This was the first of the "Annie" records and sold a million copies. So did the answer songs "Annie Had A Baby" and "Annies's Aunt Fanny". They all were banned for radio play by the FCC. The success of these recordings spurred the practice of recording double entendre records and answer songs. Another answer, "The Wallflower", by Etta James, popularly known as "Roll with Me Henry", was reworded by Georgia Gibbs as "Dance With Me Henry" for Top 40 consumption. It had the same melody as "Work With Me Annie". The melody was recycled again by the Midnighters for the song "Henry's Got Flat Feet (Can't Dance No More)".

The song " Work With Me, Annie" is part of the The Rock and Roll Hall of Fame's 500 Songs that Shaped Rock and Roll list.

The song

Hank Ballard had been a fan of "Sixty Minute Man" recorded by The Dominoes, a song so explicitly dirty that only an rhythm and blues label would take it. When he got the chance he wrote his own bawdy tune. With its strong melody and distinctive rhythm, the song's structure anticipated the style of rock and roll and was flexible enough that later it could be used with entirely different words.

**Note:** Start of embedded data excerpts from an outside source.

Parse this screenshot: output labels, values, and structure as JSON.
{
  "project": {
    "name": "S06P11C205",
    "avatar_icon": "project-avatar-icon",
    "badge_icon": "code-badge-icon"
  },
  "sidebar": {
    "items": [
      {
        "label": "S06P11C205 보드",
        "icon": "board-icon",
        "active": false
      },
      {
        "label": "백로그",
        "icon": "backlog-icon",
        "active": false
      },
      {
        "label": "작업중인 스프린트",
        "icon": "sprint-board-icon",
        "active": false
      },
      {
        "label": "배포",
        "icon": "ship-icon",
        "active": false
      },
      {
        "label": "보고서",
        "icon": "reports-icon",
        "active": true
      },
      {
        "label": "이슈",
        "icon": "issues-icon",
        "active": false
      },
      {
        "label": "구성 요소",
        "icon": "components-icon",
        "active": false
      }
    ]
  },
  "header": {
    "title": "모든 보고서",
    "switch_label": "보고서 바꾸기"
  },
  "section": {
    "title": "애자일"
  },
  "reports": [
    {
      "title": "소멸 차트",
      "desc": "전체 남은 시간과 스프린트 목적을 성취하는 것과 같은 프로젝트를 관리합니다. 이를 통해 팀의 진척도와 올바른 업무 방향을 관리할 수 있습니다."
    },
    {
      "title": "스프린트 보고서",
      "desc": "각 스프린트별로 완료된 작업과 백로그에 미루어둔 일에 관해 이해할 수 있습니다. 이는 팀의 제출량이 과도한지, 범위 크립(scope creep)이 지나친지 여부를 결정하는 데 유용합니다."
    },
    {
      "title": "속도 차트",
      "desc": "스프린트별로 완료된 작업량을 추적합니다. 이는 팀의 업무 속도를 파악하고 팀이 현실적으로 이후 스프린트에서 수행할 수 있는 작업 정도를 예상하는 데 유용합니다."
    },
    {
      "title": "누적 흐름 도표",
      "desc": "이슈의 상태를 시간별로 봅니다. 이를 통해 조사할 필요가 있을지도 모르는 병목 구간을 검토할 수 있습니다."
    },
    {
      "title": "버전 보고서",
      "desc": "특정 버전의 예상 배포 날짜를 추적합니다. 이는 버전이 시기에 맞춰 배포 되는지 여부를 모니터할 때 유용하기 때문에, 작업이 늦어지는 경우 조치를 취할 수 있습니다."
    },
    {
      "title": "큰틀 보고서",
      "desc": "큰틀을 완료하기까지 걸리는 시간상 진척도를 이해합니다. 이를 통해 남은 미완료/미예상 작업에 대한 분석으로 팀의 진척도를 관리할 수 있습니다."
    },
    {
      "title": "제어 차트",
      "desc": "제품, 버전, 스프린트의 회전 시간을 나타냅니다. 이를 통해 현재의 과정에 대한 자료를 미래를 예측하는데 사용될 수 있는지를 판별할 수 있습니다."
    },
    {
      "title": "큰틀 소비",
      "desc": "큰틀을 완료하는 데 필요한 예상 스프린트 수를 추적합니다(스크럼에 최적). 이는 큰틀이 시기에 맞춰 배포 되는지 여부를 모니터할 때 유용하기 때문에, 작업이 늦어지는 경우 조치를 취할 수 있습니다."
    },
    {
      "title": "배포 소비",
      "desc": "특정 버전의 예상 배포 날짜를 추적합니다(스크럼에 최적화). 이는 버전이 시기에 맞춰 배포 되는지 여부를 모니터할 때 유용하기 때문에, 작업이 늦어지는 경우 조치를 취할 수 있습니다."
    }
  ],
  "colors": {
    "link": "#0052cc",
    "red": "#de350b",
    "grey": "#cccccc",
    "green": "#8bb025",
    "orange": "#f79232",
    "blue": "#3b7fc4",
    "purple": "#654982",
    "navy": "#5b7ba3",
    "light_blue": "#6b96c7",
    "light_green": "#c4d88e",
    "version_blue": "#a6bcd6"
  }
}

The "Annie" lyrics were extremely sexually explicit for the period

"Annie, please don't cheat. Give me all my meat."

And the punchline:

"Let's get it while the getting is good."

Hank Ballard's baritone and excited squeals backed by the group's 'ah-oom' were accompanied by a boogie piano, a driving electric guitar and a booming electric bass. "Work With Me, Annie" defined what was to become Rock'n'Roll.

Notes

All of these same elements- driving rhythm guitar, booming bass, boogie piano- plus prominent saxophone and fervent drums- were present in Ike Turner's 1951 classic, "Rocket 88", which preceded "Work with Me Annie" by almost 3 years.



Unless indicated otherwise, the text in this article is either based on Wikipedia article "Work with Me, Annie" or another language Wikipedia page thereof used under the terms of the GNU Free Documentation License; or on research by Jahsonic and friends. See Art and Popular Culture's copyright notice.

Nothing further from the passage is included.